Ada'yı ilk kez ameliyathaneden odaya çıkardıklarında gördüm...Buruş buruş suratında hala beyaz bir sıvı vardı. Çok çirkinmiş diye içimden geçirdim. Dili devamlı dışarıdaydı. Çeneli birşey olacaktı anlaşılan. Hah tamam şimdiden annesine çekmiş diye düşündüm...(Yıllar sonra bu konuda ne kadar haklı olduğumu görecektim)
Sonra aşık oldum. Aniden...Sibel Ada'yı emzirirken seyretmekte olduğum manzaranın aslında nasıl bir mucize olduğunu fark ettim... Karşımda hayatımındaki en önemli ve en güzel iki yaratık duruyordu. Tam anlamıyla kendi ailene sahip olmanın ne demek olduğunu o zaman anlamıştım... Artık üç kişiydik...

Ankara'da kimsemiz olmadığından Ada'ya üç aylık olunca bir bakıcı tuttuk. Fidan...Bu konuda çok şanslı olduğumuzu söylemeliyim...Fidan haftanın beş günü, Ada kreşe başlama yaşına gelene kadar bizimle oldu.
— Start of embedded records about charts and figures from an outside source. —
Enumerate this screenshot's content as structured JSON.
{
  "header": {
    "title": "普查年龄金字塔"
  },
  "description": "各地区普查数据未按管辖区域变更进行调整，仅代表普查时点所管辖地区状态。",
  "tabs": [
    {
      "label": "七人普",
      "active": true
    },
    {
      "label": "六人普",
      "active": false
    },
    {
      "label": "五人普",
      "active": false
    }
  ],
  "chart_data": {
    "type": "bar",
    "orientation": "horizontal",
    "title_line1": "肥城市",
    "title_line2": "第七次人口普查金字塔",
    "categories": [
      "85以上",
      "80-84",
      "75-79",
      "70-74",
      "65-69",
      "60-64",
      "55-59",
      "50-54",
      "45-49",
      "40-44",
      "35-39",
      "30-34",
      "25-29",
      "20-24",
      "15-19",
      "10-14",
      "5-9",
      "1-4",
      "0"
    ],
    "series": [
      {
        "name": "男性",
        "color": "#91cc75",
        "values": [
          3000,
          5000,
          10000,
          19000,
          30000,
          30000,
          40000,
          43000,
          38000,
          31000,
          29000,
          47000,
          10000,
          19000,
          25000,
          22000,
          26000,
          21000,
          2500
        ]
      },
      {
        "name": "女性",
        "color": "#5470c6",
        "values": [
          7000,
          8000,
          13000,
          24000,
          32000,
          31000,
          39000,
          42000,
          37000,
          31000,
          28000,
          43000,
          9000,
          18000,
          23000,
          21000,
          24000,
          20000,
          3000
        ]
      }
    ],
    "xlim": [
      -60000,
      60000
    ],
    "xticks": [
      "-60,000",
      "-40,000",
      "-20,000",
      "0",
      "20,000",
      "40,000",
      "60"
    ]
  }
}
Buradaki haftanın beş günü ifadesine dikkatinizi çekmek isterim, zira Sibel cumartesileri çalıştığından kızıma her cumartesi bizzat ben baktım. (Ablamlar benden 9-10 yaş büyük olduğundan, yeğenlerimi büyütürken hayli deneyim kazanmıştım)

Ada'nın herşeyi ile ilgilenmek aramızdaki bağı daha da güçlendirdi. Gün sonunda canınıza okumuş olsa da, kolunuzda uyuduğu ve kokusunu kokladığınız anları hiçbirşeye değişmezsiniz şu hayatta. Şanslı olduğunuzu düşünür, şükredersiniz...

Parmağı kesilse benim canım yanar ne demek anlarsınız, tıpki çocuklar ömür törpüsüdür benzetmesini anlayacağınız gibi... Hasta olacak diye ödünüz kopar...Onun yerine ben hasta olayım dersiniz... Kimsenin beklemediği kadar anlayışlı ve toleranslı, gerektiğinde ise maymun olursunuz... Arabada Sezen Aksu'dan Kınalı Kuzum'u dinlerken gözünüz dolar... Sponge Bob'ı izlerken ise kahkahaya boğulursunuz... Mutlu ve sağlığı yerindeyse de değmeyin keyfinize... İşte böyle birşeydir baba olmak...
Kız çocuklarının babaya olan düşkünlüğünü herkes bilir...Ama bizdeki durum bunu biraz aşmış durumda. (Bir doğurmadığım kaldı derler ya hah bizimkisi o misal...) Evde Ada'nın ağzından en fazla çıkan kelime ise süprize ne hacet tabiki ''Baba''... Bu kelimenin tonlamaları ise Ada'nın isteği ve havasına göre değişir...Eğer istediği birşey olmadıysa uzun bir babaaaaaaaaaaaaa, eğer yapılması zor birşey istiyorsa da süt dökmüş kedi misali cilveli bir baaaaba evin içinde yankılanır....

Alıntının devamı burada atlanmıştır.